Dans Le temps des crises, il écrivait : tout médecin prête, en fin d’études, le serment d’Hippocrate : unique preuve qu’une morale et un commencement de droit peuvent se maintenir le long des générations, anciennes ou à venir. Son serment généralisé à l’ensemble des sciences est plus actuel que jamais.

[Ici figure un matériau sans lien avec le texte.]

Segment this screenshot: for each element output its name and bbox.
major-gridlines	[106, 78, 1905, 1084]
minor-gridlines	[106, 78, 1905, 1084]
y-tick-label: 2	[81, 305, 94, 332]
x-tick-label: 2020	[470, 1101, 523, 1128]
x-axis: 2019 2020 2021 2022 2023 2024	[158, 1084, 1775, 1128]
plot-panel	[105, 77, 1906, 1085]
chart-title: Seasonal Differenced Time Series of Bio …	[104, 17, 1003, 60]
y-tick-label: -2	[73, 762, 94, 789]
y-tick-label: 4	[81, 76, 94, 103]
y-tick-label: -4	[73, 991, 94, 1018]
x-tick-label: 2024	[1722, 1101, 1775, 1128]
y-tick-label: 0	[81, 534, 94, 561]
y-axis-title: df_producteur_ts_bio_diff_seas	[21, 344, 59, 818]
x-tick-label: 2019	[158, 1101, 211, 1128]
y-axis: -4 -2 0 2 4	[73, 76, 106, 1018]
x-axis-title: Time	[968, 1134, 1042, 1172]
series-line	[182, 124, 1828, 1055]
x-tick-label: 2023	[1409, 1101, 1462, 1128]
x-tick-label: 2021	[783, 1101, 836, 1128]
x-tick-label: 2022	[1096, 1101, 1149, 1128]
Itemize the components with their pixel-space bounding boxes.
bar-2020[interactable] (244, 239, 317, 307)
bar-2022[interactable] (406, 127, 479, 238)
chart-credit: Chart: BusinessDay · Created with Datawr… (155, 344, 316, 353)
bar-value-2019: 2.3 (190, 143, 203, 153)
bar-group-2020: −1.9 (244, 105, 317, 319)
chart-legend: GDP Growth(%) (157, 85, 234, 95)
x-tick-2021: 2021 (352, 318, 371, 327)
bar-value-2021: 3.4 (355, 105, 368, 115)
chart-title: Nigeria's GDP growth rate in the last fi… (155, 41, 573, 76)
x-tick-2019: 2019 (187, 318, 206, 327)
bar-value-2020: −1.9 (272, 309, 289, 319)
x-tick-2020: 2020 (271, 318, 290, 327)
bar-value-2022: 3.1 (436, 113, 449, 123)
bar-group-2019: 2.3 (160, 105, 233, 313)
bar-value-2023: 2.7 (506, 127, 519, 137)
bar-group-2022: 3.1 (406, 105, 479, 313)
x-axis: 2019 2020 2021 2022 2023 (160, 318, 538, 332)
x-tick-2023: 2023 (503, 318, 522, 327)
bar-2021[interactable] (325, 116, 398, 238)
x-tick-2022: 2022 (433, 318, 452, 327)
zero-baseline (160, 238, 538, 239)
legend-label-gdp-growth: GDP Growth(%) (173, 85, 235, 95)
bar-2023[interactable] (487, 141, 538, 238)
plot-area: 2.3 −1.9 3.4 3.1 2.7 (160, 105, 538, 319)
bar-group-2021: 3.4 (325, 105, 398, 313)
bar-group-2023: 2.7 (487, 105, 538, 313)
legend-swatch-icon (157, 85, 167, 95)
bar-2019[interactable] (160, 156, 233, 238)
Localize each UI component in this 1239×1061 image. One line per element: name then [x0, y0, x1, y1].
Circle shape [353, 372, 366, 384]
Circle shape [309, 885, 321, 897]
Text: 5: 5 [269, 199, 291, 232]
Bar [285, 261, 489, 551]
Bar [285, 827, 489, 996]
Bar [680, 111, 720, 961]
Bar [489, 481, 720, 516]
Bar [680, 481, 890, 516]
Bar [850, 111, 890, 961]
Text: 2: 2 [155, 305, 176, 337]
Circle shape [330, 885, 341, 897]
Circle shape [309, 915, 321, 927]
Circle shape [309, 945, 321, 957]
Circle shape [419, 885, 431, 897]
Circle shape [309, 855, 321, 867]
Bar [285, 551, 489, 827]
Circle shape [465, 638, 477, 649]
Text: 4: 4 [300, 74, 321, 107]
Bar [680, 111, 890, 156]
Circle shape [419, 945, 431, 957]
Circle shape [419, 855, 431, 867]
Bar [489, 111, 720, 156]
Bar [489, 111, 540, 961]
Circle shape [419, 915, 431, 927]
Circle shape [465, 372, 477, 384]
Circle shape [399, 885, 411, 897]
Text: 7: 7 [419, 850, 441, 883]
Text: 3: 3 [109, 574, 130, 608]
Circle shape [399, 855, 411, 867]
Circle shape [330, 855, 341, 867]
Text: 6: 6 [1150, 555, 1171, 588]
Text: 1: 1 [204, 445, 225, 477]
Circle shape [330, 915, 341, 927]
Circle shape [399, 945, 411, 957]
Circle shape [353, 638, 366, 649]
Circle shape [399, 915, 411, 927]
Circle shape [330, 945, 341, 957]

L’idée était d’inscrire dans toutes les disciplines académiques les notions de responsabilités et de soin, évoquée ensuite dans Darwin, Bonaparte et le Samaritain. En les reliant avec la notion de symbiose avec la terre (le Contrat Naturel), nous avons transposé ces idées dans la doctrine de la santé commune, une santé partagée entre milieux naturelles, sociétés et personnes (http://institutmichelserres.ens-lyon.fr/spip.php?article604). Concrètement, nous avons développé la boîte à diagnostic de la santé écologique en prenant comme sujet le bassin versant du Rhône. Aussi, nous avons initié en 2017 l’opération « Sortons l’agriculture du salon », parrainée par Michel Serres (http://institutmichelserres.ens-lyon.fr/spip.php?article513). En enseignement, la démarche formation tronc-commun pensée dans l’Incandescent, s’est retrouvé dans nos cours Science et Société et l’Anthropocène (à l’école de l’indiscipline)(http://institutmichelserres.ens-lyon.fr/spip.php?article601).

Ces idées ont été discutées lors de la conférence 2020 de la Société européenne de philosophie, dédiée à Michel Serres ; avec des philosophes qui, de l’Australie à l’Angleterre, la Belgique ou les Etats-Unis, se penchent sur son oeuvre (http://institutmichelserres.ens-lyon.fr/spip.php?article633). Un Michel Serres dont l’universalité se traduit par la conquête philosophique du monde.

Lyon, 3 juin 2021

Ioan Negrutiu, Institut Michel Serres
http://institutmichelserres.ens-lyon.fr/

Ce texte a également été publié dans le journal “Le Petit Bleu” le dimanche 6 juin 2021 :
https://www.petitbleu.fr/2021/06/06/linstitut-michel-serres-a-lyon-ou-leffet-militant-du-philosophe-9589163.php

1Pour ce qui dépend de moi, je jure : de ne point faire servir mes connaissances, mes inventions et les applications que je pourrais tirer de celles-ci à la violence, à la destruction ou à la mort, à la croissance de la misère ou de l’ignorance, à l’asservissement ou à l’inégalité, mais de les dévouer, au contraire, à l’égalité entre les hommes, à leur survie, à leur élévation et à leur liberté.